O Congresso Nacional receberá nos próximos dias anteprojeto de lei elaborado pelo Sindicato dos Metalúrgicos do ABC que, enfim, vai incluir na pauta nacional a urgência de o Brasil modernizar as relações de trabalho. Já incensado por especialistas como “a proposta mais importante desde a Consolidação das Leis do Trabalho” (CLT), o acordo coletivo especial é um novo instrumento que possibilitará a trabalhadores e empresas resolver, com segurança jurídica, demandas específicas no local de trabalho sem com isso alterar a legislação em vigor nem pôr em risco direitos trabalhistas garantidos pela CLT e pela Constituição federal.

Antes de conquistar o apoio da Casa Civil da Presidência da República, que enviará o anteprojeto ao Legislativo federal, o sindicato peregrinou durante três anos pelo País para apresentar e debater a proposta com sindicalistas, empresários, magistrados, parlamentares, economistas, acadêmicos e especialistas em questões do mundo do trabalho. O resultado foi um texto “arredondado” pela expertise de diferentes atores, que conquistou respeito e apoios independentemente de cores partidárias e ideológicas.

Inspirada em experiências amplamente realizadas fora do Brasil, a proposta tem como força motriz o modelo democrático de relações de trabalho adotado pelos metalúrgicos do ABC há 30 anos e institucionalizado no Comitê Sindical de Empresa, espécie de escritório do sindicato dentro da fábrica, cujos representantes são eleitos democraticamente pela maioria. O anteprojeto fortalece essa forma de representação no local de trabalho porque faz dela requisito indispensável para que trabalhadores e empresas possam celebrar o acordo coletivo especial.

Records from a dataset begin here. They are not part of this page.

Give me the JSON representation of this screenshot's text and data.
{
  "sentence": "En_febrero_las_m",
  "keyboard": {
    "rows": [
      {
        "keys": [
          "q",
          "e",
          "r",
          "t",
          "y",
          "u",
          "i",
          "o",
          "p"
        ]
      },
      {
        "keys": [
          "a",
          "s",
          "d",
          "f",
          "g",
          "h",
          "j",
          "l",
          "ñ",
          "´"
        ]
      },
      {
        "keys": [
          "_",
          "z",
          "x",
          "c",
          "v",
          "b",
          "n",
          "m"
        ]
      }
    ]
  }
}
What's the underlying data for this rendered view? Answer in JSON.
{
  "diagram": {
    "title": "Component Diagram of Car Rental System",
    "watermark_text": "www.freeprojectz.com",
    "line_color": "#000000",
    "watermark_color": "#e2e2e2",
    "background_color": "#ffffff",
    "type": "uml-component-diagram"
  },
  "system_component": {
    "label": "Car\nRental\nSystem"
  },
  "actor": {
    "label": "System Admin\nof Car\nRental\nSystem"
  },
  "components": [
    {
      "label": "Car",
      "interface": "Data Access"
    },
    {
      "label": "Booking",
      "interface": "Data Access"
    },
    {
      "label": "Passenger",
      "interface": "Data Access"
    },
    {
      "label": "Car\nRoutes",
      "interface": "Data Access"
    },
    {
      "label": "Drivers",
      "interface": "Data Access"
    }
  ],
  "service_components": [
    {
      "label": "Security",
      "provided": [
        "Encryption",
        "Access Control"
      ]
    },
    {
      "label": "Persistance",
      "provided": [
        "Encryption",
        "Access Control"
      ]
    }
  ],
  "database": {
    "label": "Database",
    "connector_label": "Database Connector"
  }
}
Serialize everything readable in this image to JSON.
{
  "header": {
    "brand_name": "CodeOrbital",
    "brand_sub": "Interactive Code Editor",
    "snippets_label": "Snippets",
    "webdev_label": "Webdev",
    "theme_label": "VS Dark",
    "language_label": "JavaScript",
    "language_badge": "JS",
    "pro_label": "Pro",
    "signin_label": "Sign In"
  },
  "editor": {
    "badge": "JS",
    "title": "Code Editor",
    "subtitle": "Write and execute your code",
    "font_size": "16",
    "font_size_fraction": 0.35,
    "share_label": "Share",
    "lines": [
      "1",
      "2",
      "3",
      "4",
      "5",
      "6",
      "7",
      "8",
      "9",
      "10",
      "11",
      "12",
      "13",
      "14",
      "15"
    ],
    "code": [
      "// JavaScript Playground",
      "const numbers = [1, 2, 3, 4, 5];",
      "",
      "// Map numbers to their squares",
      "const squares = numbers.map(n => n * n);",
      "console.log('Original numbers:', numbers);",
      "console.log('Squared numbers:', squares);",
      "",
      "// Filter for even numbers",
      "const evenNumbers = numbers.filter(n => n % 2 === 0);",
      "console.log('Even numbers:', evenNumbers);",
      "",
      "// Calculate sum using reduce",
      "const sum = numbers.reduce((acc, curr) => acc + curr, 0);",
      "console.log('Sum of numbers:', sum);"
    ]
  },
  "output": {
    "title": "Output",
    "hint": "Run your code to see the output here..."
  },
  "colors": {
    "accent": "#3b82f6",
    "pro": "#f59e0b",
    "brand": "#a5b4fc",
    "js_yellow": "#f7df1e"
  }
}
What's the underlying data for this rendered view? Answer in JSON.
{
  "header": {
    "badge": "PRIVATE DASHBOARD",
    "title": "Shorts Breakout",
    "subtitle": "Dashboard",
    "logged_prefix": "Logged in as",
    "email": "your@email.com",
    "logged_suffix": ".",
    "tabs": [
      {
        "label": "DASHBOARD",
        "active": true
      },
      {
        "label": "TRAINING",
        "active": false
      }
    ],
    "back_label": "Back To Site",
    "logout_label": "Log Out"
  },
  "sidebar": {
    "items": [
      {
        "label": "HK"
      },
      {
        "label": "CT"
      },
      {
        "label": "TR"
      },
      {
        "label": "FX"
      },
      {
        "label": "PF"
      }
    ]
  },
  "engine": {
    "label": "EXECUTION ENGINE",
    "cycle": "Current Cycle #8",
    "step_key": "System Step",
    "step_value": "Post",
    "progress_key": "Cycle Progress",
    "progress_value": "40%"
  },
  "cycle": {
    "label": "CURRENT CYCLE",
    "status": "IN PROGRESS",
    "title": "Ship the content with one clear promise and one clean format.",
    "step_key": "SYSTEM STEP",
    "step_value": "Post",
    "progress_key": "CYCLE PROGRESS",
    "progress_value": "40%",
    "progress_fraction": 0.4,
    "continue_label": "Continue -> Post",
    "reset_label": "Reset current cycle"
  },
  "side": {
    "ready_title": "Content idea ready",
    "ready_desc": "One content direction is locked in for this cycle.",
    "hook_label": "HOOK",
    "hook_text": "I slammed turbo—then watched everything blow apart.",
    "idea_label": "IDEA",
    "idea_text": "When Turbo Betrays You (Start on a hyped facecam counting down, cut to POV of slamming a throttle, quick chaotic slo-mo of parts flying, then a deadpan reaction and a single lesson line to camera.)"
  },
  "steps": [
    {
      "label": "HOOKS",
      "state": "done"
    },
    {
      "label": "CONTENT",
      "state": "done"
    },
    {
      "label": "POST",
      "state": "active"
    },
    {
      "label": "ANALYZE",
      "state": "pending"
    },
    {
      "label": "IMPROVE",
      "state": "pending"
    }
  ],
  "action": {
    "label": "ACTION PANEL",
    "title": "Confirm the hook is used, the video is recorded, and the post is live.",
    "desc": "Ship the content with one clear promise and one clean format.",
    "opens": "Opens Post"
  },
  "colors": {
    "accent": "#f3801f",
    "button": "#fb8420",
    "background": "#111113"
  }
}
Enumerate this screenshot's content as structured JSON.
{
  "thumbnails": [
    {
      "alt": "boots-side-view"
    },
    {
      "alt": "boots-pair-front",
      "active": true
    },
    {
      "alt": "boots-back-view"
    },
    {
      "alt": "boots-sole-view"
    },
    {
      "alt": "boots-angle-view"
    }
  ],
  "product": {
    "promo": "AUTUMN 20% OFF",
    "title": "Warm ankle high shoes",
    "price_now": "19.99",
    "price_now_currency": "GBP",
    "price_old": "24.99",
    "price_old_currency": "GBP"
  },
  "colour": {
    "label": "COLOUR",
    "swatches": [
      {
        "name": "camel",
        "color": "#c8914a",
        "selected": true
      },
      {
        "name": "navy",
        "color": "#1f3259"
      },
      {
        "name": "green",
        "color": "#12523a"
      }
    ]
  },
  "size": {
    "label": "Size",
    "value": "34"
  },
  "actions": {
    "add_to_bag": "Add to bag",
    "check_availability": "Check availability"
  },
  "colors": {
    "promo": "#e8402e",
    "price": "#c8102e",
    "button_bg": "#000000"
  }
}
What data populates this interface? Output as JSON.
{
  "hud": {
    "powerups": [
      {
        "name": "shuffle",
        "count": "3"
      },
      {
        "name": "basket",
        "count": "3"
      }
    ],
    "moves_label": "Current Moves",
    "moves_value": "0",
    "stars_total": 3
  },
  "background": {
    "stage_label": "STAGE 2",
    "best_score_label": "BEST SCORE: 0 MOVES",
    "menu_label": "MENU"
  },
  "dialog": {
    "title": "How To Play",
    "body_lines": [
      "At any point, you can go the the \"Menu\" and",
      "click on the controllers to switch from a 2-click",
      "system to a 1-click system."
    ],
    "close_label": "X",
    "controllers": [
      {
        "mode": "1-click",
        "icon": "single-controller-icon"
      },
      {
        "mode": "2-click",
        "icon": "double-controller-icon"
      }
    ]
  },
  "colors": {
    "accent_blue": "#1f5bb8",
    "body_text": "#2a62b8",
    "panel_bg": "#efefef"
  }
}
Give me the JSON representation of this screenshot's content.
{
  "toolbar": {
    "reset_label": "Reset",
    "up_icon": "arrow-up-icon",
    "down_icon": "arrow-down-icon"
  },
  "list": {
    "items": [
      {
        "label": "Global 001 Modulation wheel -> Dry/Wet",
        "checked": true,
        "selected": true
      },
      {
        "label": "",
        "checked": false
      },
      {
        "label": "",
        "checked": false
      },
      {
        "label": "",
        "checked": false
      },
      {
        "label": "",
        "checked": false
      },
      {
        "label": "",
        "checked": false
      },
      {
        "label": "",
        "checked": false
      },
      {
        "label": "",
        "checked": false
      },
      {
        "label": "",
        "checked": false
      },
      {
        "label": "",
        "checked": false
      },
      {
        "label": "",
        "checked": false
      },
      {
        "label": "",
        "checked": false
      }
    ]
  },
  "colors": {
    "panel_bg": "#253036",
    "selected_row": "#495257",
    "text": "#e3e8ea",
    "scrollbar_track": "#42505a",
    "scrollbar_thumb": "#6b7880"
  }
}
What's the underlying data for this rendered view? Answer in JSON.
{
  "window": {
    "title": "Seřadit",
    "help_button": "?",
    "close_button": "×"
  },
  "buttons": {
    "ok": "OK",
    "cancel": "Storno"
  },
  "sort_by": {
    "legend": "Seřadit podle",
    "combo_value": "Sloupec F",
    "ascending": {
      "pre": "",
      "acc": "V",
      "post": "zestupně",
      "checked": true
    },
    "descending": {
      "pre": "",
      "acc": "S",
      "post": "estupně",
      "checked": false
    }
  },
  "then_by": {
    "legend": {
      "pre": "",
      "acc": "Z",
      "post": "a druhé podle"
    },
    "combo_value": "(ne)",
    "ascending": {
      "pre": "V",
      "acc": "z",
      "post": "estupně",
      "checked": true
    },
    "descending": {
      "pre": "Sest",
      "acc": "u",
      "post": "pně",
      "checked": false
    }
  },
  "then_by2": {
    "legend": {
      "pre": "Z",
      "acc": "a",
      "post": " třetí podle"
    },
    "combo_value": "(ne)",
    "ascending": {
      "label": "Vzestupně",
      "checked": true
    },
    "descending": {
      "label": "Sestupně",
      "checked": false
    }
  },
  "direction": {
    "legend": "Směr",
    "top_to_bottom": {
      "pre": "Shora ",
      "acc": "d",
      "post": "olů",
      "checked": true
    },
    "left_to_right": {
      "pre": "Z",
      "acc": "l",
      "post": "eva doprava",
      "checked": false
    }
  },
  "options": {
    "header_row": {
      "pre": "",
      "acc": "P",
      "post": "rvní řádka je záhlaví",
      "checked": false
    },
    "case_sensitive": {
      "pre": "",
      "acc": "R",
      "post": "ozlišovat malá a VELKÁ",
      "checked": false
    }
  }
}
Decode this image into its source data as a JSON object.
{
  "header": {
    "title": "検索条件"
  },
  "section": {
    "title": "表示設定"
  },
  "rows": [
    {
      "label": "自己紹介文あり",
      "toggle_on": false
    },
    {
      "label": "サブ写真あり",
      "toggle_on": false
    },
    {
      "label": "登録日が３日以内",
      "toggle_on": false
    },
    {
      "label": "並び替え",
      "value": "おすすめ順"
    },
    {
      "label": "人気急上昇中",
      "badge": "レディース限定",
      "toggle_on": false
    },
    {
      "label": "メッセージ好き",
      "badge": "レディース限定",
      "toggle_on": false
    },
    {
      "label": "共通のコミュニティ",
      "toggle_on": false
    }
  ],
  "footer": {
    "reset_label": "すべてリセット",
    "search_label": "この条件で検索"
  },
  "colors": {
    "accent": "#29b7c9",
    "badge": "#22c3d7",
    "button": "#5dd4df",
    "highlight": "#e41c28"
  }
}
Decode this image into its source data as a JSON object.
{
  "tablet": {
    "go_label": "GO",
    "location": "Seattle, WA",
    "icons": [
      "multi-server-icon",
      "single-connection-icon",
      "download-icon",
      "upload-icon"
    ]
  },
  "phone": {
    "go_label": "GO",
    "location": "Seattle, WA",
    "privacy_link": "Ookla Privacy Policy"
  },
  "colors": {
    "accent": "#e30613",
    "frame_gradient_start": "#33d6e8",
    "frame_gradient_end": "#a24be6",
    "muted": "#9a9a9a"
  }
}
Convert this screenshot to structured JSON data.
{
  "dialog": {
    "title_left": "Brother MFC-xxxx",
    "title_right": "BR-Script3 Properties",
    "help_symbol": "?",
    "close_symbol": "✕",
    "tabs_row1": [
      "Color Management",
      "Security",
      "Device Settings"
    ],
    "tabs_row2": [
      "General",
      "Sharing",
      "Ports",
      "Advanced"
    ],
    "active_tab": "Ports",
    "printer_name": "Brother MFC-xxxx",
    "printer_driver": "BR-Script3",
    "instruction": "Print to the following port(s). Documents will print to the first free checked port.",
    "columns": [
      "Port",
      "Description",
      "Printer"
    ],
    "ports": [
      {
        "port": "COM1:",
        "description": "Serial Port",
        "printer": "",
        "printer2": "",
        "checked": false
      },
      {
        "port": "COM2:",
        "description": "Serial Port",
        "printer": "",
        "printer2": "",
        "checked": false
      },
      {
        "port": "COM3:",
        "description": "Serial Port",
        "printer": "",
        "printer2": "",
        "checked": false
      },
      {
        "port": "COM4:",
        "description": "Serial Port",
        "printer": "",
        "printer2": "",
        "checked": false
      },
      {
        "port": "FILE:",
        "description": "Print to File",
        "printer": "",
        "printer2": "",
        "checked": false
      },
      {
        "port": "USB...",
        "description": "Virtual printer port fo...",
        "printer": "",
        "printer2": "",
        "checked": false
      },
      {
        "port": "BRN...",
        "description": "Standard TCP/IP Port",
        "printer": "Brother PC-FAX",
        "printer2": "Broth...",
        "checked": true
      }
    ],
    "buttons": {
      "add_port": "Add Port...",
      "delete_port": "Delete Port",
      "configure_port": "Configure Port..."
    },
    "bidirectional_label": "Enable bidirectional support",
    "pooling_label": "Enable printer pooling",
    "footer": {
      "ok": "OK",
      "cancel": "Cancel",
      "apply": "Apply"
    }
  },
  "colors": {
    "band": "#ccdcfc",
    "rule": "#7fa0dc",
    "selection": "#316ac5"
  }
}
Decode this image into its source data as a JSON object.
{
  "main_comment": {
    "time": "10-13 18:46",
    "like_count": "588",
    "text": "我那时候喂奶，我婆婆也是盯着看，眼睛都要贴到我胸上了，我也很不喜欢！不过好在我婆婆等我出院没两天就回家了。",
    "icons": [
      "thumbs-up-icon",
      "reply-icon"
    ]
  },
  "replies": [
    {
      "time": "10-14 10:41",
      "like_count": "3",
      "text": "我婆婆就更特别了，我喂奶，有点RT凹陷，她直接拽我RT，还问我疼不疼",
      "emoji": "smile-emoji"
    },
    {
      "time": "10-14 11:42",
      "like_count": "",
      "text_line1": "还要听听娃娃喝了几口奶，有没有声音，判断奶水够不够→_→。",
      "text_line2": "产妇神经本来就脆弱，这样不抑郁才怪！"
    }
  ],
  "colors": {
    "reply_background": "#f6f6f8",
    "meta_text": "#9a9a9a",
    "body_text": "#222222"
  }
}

Ao contrário do que têm propalado críticos que nem se deram ao trabalho de ler a sua íntegra, a proposta não altera a CLT. Por desinformação, má-fé ou ambas, esses detratores insistem em bater na tecla da flexibilização para atacar e desqualificar a proposta. Se a conhecessem, saberiam que a adesão ao acordo especial é voluntária, ou seja, as duas partes – trabalhadores e empresa – só aderem se estiverem convencidas de que vale a pena. E desde que preencham requisitos e critérios.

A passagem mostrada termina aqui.